The NRC’s Safety Culture Policy Statement includes
“Questioning Attitude” as a trait of a positive safety culture. The
policy statement describes it as a part of a culture where “individuals
avoid complacency and continuously challenge existing conditions and
activities in order to identify discrepancies that might result in error
or inappropriate action.”
A
questioning attitude helps to prevent “group think” by encouraging
diversity of thought and intellectual curiosity. It challenges the
entire organization to get clarification when something comes up that
doesn’t seem right.
Examples
include situations as simple as walking by a broken door day after day
without stopping and questioning why it remains broken; or skipping over
a confusing step in a procedure you use every day rather than getting
clarification.
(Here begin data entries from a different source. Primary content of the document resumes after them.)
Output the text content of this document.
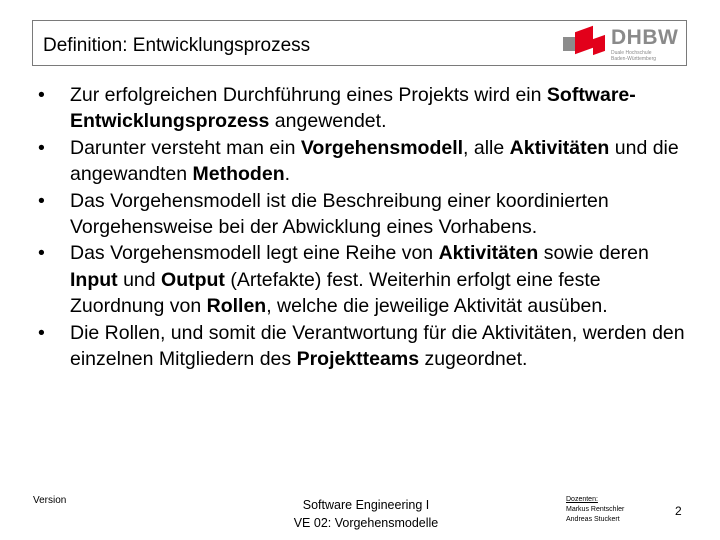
Definition: Entwicklungsprozess	DHBW
Duale Hochschule
Baden-Württemberg
• Zur erfolgreichen Durchführung eines Projekts wird ein Software-Entwicklungsprozess angewendet.
• Darunter versteht man ein Vorgehensmodell, alle Aktivitäten und die angewandten Methoden.
• Das Vorgehensmodell ist die Beschreibung einer koordinierten Vorgehensweise bei der Abwicklung eines Vorhabens.
• Das Vorgehensmodell legt eine Reihe von Aktivitäten sowie deren Input und Output (Artefakte) fest. Weiterhin erfolgt eine feste Zuordnung von Rollen, welche die jeweilige Aktivität ausüben.
• Die Rollen, und somit die Verantwortung für die Aktivitäten, werden den einzelnen Mitgliedern des Projektteams zugeordnet.
Version	Software Engineering I
VE 02: Vorgehensmodelle
Dozenten:
Markus Rentschler
Andreas Stuckert
2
It could include ignoring an alarm because nuisance
alarms go off all the time and they never indicate an actual emergency.
Or it could be something a little more complicated such as not speaking
up to question a calculation that doesn’t seem right because the senior
engineer performed the calculation.
A
positive safety culture requires the collective commitment by both
leaders and individual employees to emphasize safety over competing
goals. A questioning attitude supports that commitment.